Maybe Apple (AAPL)? Or Amazon (AMZN)? Or Microsoft (MSFT)? Those famous growth kings that minted millionaires the moment they IPOed?
You probably don’t think of names like CVS (CVS), Smuckers (SJM), or Procter & Gamble (PG) do you.
Well, guess what? People like Ronald Read and Anne Scheiber used nothing but dividend blue-chips to wind up fabulously wealthy.
Who are these people? Ronald Read was a Vermont janitor who was the first in his family to graduate from high-school.
Anne Scheiber worked for the IRS and never made more than $4,000 per year. She retired on a $3,100 annual pension in 1947.
And yet using pure buy-and-hold dividend blue-chip investing, Mr. Read and Miss Scheiber were able to amass an $8 million and $22 million fortune.
That’s because dividend growth blue-chips, while not the most exciting thing you can buy, are historically the most lucrative.
Over the last 50 years, dividend blue-chips delivered 13% annual returns. $1 turned into $413, and they delivered 7X better returns than non-dividend stocks.
The point is that boring is beautiful, as well learned in 2022, when red hot growth names fell off a cliff, and high-yield value became the new hotness.
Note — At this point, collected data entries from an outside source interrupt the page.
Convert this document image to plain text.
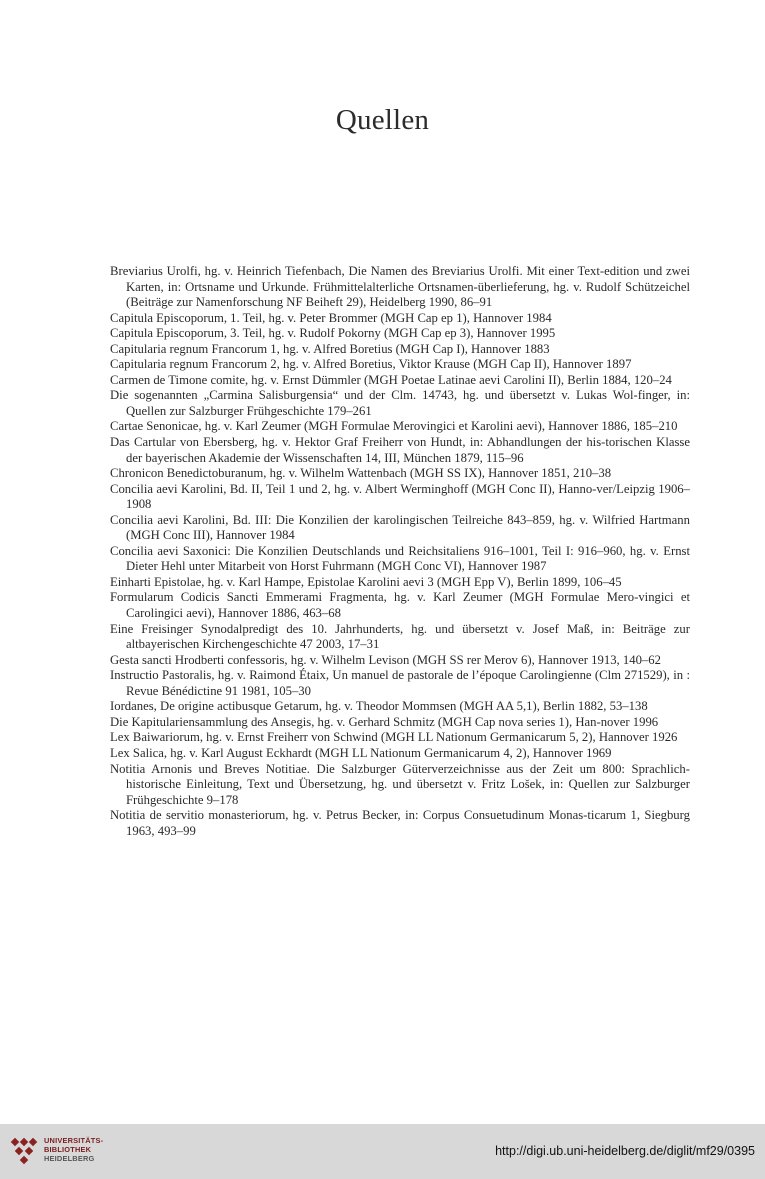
Quellen
Breviarius Urolfi, hg. v. Heinrich Tiefenbach, Die Namen des Breviarius Urolfi. Mit einer Text-edition und zwei Karten, in: Ortsname und Urkunde. Frühmittelalterliche Ortsnamen-überlieferung, hg. v. Rudolf Schützeichel (Beiträge zur Namenforschung NF Beiheft 29), Heidelberg 1990, 86–91
Capitula Episcoporum, 1. Teil, hg. v. Peter Brommer (MGH Cap ep 1), Hannover 1984
Capitula Episcoporum, 3. Teil, hg. v. Rudolf Pokorny (MGH Cap ep 3), Hannover 1995
Capitularia regnum Francorum 1, hg. v. Alfred Boretius (MGH Cap I), Hannover 1883
Capitularia regnum Francorum 2, hg. v. Alfred Boretius, Viktor Krause (MGH Cap II), Hannover 1897
Carmen de Timone comite, hg. v. Ernst Dümmler (MGH Poetae Latinae aevi Carolini II), Berlin 1884, 120–24
Die sogenannten „Carmina Salisburgensia“ und der Clm. 14743, hg. und übersetzt v. Lukas Wol-finger, in: Quellen zur Salzburger Frühgeschichte 179–261
Cartae Senonicae, hg. v. Karl Zeumer (MGH Formulae Merovingici et Karolini aevi), Hannover 1886, 185–210
Das Cartular von Ebersberg, hg. v. Hektor Graf Freiherr von Hundt, in: Abhandlungen der his-torischen Klasse der bayerischen Akademie der Wissenschaften 14, III, München 1879, 115–96
Chronicon Benedictoburanum, hg. v. Wilhelm Wattenbach (MGH SS IX), Hannover 1851, 210–38
Concilia aevi Karolini, Bd. II, Teil 1 und 2, hg. v. Albert Werminghoff (MGH Conc II), Hanno-ver/Leipzig 1906–1908
Concilia aevi Karolini, Bd. III: Die Konzilien der karolingischen Teilreiche 843–859, hg. v. Wilfried Hartmann (MGH Conc III), Hannover 1984
Concilia aevi Saxonici: Die Konzilien Deutschlands und Reichsitaliens 916–1001, Teil I: 916–960, hg. v. Ernst Dieter Hehl unter Mitarbeit von Horst Fuhrmann (MGH Conc VI), Hannover 1987
Einharti Epistolae, hg. v. Karl Hampe, Epistolae Karolini aevi 3 (MGH Epp V), Berlin 1899, 106–45
Formularum Codicis Sancti Emmerami Fragmenta, hg. v. Karl Zeumer (MGH Formulae Mero-vingici et Carolingici aevi), Hannover 1886, 463–68
Eine Freisinger Synodalpredigt des 10. Jahrhunderts, hg. und übersetzt v. Josef Maß, in: Beiträge zur altbayerischen Kirchengeschichte 47 2003, 17–31
Gesta sancti Hrodberti confessoris, hg. v. Wilhelm Levison (MGH SS rer Merov 6), Hannover 1913, 140–62
Instructio Pastoralis, hg. v. Raimond Étaix, Un manuel de pastorale de l’époque Carolingienne (Clm 271529), in : Revue Bénédictine 91 1981, 105–30
Iordanes, De origine actibusque Getarum, hg. v. Theodor Mommsen (MGH AA 5,1), Berlin 1882, 53–138
Die Kapitulariensammlung des Ansegis, hg. v. Gerhard Schmitz (MGH Cap nova series 1), Han-nover 1996
Lex Baiwariorum, hg. v. Ernst Freiherr von Schwind (MGH LL Nationum Germanicarum 5, 2), Hannover 1926
Lex Salica, hg. v. Karl August Eckhardt (MGH LL Nationum Germanicarum 4, 2), Hannover 1969
Notitia Arnonis und Breves Notitiae. Die Salzburger Güterverzeichnisse aus der Zeit um 800: Sprachlich-historische Einleitung, Text und Übersetzung, hg. und übersetzt v. Fritz Lošek, in: Quellen zur Salzburger Frühgeschichte 9–178
Notitia de servitio monasteriorum, hg. v. Petrus Becker, in: Corpus Consuetudinum Monas-ticarum 1, Siegburg 1963, 493–99
UNIVERSITÄTS-
BIBLIOTHEK
HEIDELBERG
http://digi.ub.uni-heidelberg.de/diglit/mf29/0395
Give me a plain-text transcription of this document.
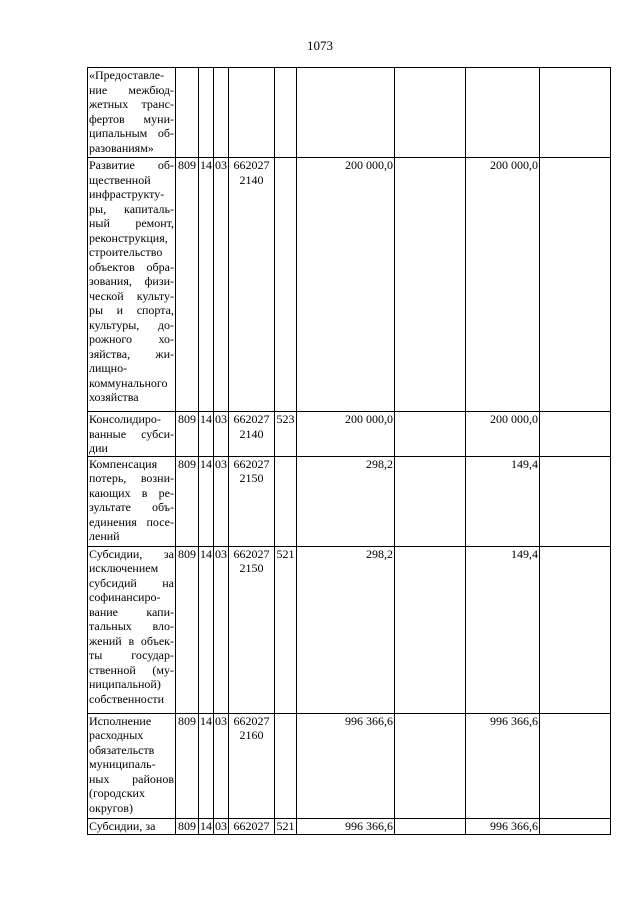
1073
«Предоставле-ние межбюд-жетных транс-фертов муни-ципальным об-разованиям»									
Развитие об-щественной инфраструкту-ры, капиталь-ный ремонт, реконструкция, строительство объектов обра-зования, физи-ческой культу-ры и спорта, культуры, до-рожного хо-зяйства, жи-лищно-коммунального хозяйства	809	14	03	662027 2140		200 000,0		200 000,0	
Консолидиро-ванные субси-дии	809	14	03	662027 2140	523	200 000,0		200 000,0	
Компенсация потерь, возни-кающих в ре-зультате объ-единения посе-лений	809	14	03	662027 2150		298,2		149,4	
Субсидии, за исключением субсидий на софинансиро-вание капи-тальных вло-жений в объек-ты государ-ственной (му-ниципальной) собственности	809	14	03	662027 2150	521	298,2		149,4	
Исполнение расходных обязательств муниципаль-ных районов (городских округов)	809	14	03	662027 2160		996 366,6		996 366,6	
Субсидии, за	809	14	03	662027	521	996 366,6		996 366,6	
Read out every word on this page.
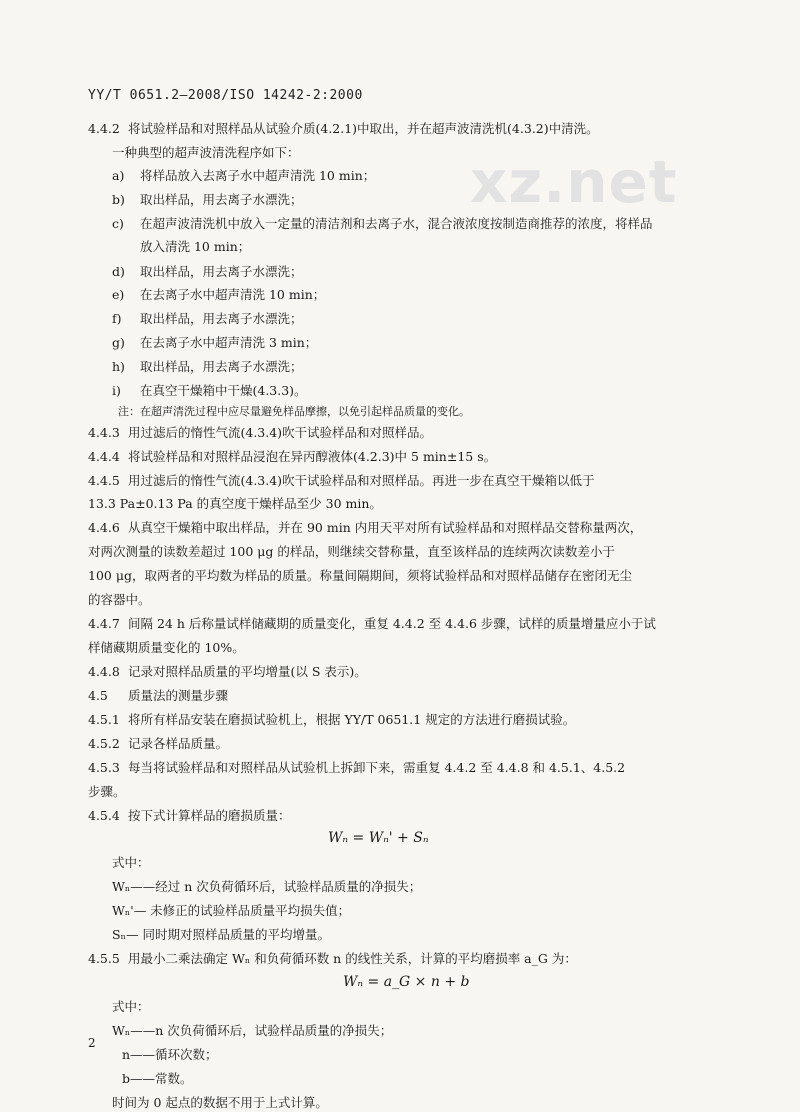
YY/T 0651.2—2008/ISO 14242-2:2000
xz.net
4.4.2 将试验样品和对照样品从试验介质(4.2.1)中取出，并在超声波清洗机(4.3.2)中清洗。
一种典型的超声波清洗程序如下：
a) 将样品放入去离子水中超声清洗 10 min；
b) 取出样品，用去离子水漂洗；
c) 在超声波清洗机中放入一定量的清洁剂和去离子水，混合液浓度按制造商推荐的浓度，将样品
放入清洗 10 min；
d) 取出样品，用去离子水漂洗；
e) 在去离子水中超声清洗 10 min；
f) 取出样品，用去离子水漂洗；
g) 在去离子水中超声清洗 3 min；
h) 取出样品，用去离子水漂洗；
i) 在真空干燥箱中干燥(4.3.3)。
注：在超声清洗过程中应尽量避免样品摩擦，以免引起样品质量的变化。
4.4.3 用过滤后的惰性气流(4.3.4)吹干试验样品和对照样品。
4.4.4 将试验样品和对照样品浸泡在异丙醇液体(4.2.3)中 5 min±15 s。
4.4.5 用过滤后的惰性气流(4.3.4)吹干试验样品和对照样品。再进一步在真空干燥箱以低于
13.3 Pa±0.13 Pa 的真空度干燥样品至少 30 min。
4.4.6 从真空干燥箱中取出样品，并在 90 min 内用天平对所有试验样品和对照样品交替称量两次，
对两次测量的读数差超过 100 μg 的样品，则继续交替称量，直至该样品的连续两次读数差小于
100 μg，取两者的平均数为样品的质量。称量间隔期间，须将试验样品和对照样品储存在密闭无尘
的容器中。
4.4.7 间隔 24 h 后称量试样储藏期的质量变化，重复 4.4.2 至 4.4.6 步骤，试样的质量增量应小于试
样储藏期质量变化的 10%。
4.4.8 记录对照样品质量的平均增量(以 S 表示)。
4.5 质量法的测量步骤
4.5.1 将所有样品安装在磨损试验机上，根据 YY/T 0651.1 规定的方法进行磨损试验。
4.5.2 记录各样品质量。
4.5.3 每当将试验样品和对照样品从试验机上拆卸下来，需重复 4.4.2 至 4.4.8 和 4.5.1、4.5.2
步骤。
4.5.4 按下式计算样品的磨损质量：
Wₙ = Wₙ' + Sₙ
式中：
Wₙ——经过 n 次负荷循环后，试验样品质量的净损失；
Wₙ'— 未修正的试验样品质量平均损失值；
Sₙ— 同时期对照样品质量的平均增量。
4.5.5 用最小二乘法确定 Wₙ 和负荷循环数 n 的线性关系，计算的平均磨损率 a_G 为：
Wₙ = a_G × n + b
式中：
Wₙ——n 次负荷循环后，试验样品质量的净损失；
n——循环次数；
b——常数。
时间为 0 起点的数据不用于上式计算。
2
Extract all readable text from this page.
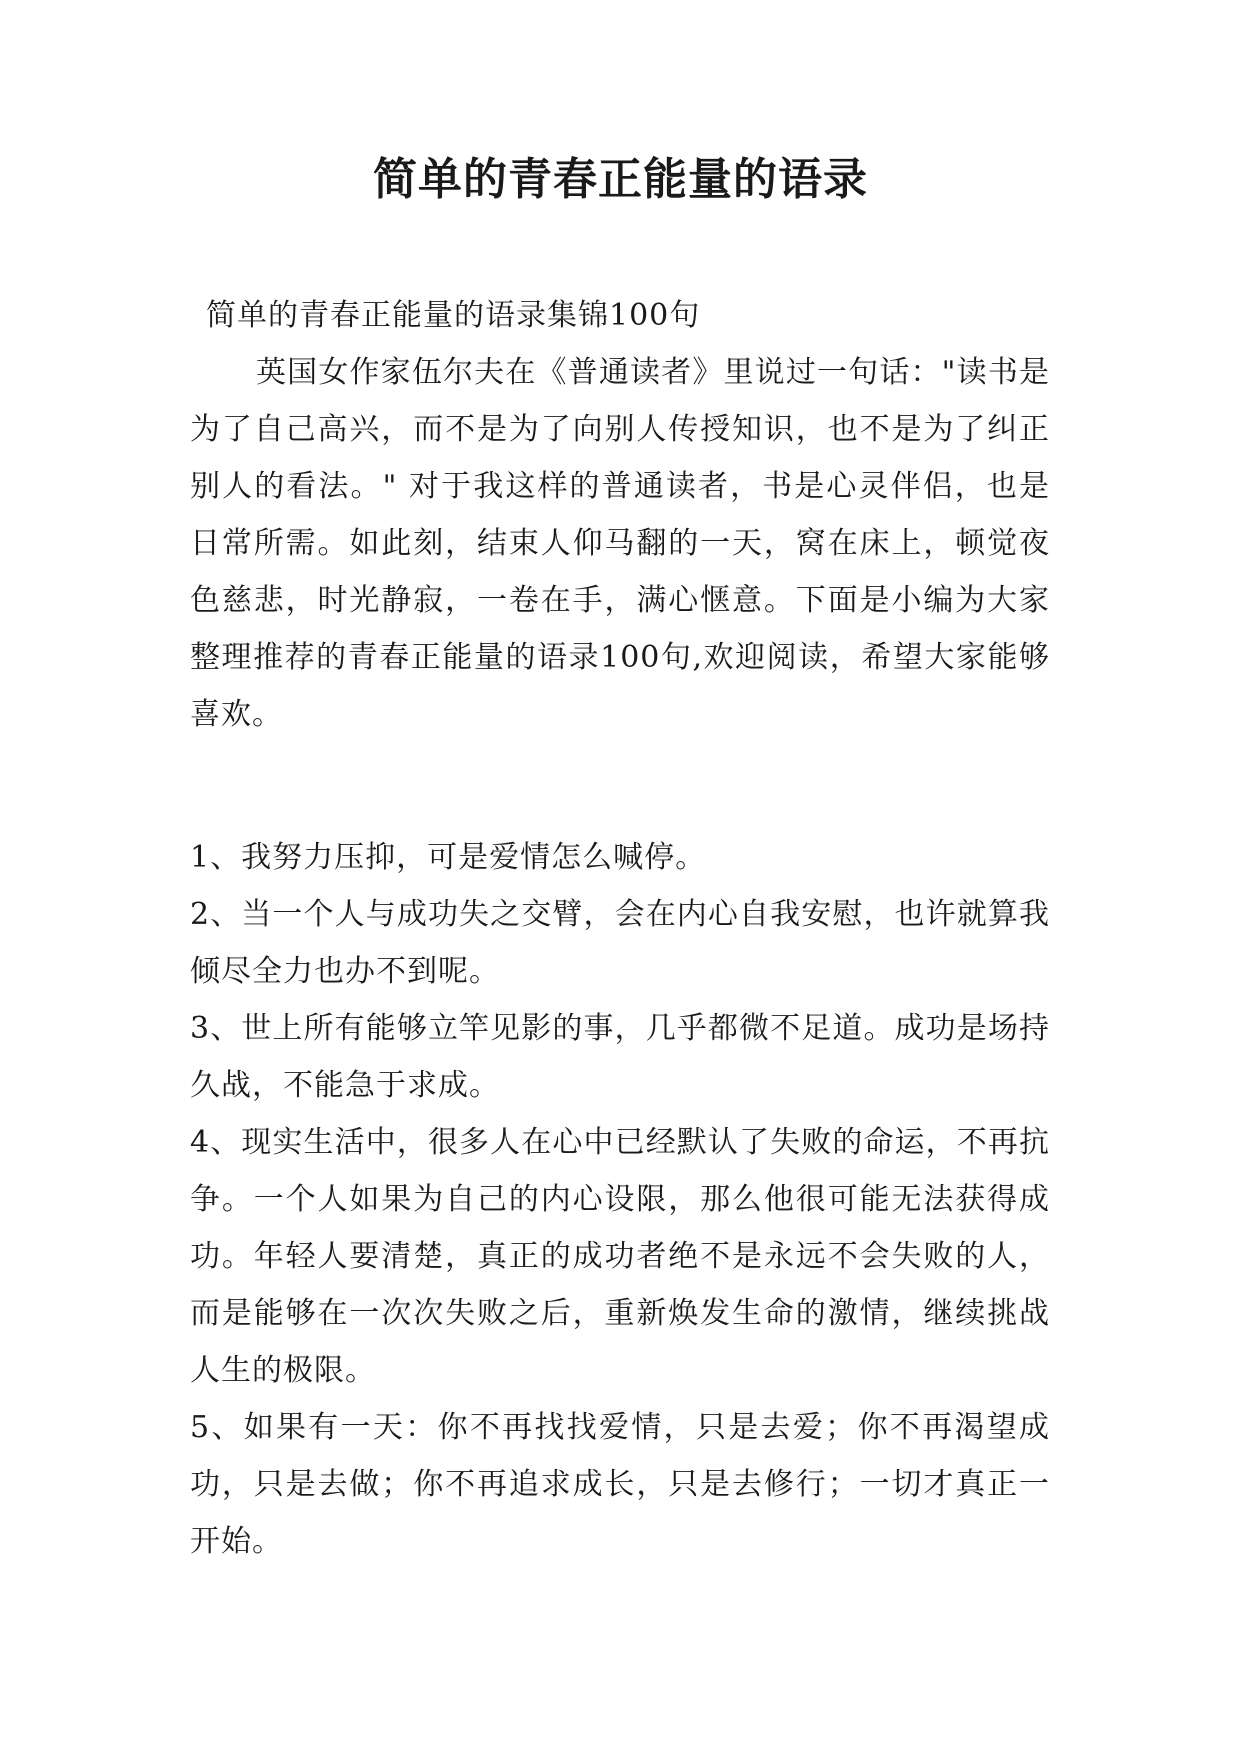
简单的青春正能量的语录

简单的青春正能量的语录集锦100句

英国女作家伍尔夫在《普通读者》里说过一句话："读书是为了自己高兴，而不是为了向别人传授知识，也不是为了纠正别人的看法。" 对于我这样的普通读者，书是心灵伴侣，也是日常所需。如此刻，结束人仰马翻的一天，窝在床上，顿觉夜色慈悲，时光静寂，一卷在手，满心惬意。下面是小编为大家整理推荐的青春正能量的语录100句,欢迎阅读，希望大家能够喜欢。

1、我努力压抑，可是爱情怎么喊停。

2、当一个人与成功失之交臂，会在内心自我安慰，也许就算我倾尽全力也办不到呢。

3、世上所有能够立竿见影的事，几乎都微不足道。成功是场持久战，不能急于求成。

4、现实生活中，很多人在心中已经默认了失败的命运，不再抗争。一个人如果为自己的内心设限，那么他很可能无法获得成功。年轻人要清楚，真正的成功者绝不是永远不会失败的人，而是能够在一次次失败之后，重新焕发生命的激情，继续挑战人生的极限。

5、如果有一天：你不再找找爱情，只是去爱；你不再渴望成功，只是去做；你不再追求成长，只是去修行；一切才真正一开始。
Can you really earn market-beating returns from boring old dividend stocks? Yes, just take a look at Enbridge (NYSE:ENB), the boring old pipeline utility that has delivered life-changing income and wealth for decades.
Total Returns Since 1990: $1,000 Initial Investment
Enbridge delivered market-beating returns of 14% for 32 years, turning $1,000 into $73,000 and minting plenty of millionaires.
Can Enbridge keep generating 14% returns in the future? No, that would be better than the Nasdaq’s 13.5% 37-year track record.
But can this 6.3% yielding dividend aristocrat change your life? It absolutely can.
In fact, that’s what my family is counting on.
Enbridge is the 4th largest holding in my family hedge fund (DK ZEUS Income Growth) portfolio.
I’ll eat my hat if ENB doesn’t become a dividend king in 2044. How confident am I in Enbridge? I have $144,000 invested in this company.
- I’m currently overweight the high-yield blue-chips in order to be able to afford to pay medical bills with our 6.7% yielding dividends
It’s the single largest stock position in the portfolio.
Why? Is it because ENB is the highest-yielding blue-chip midstream? No, that would be MPLX (MPLX).
Is it the fastest growing? No, that would be ONEOK (OKE).
Is it the most undervalued? No, that would be National Fuel Gas (NFG).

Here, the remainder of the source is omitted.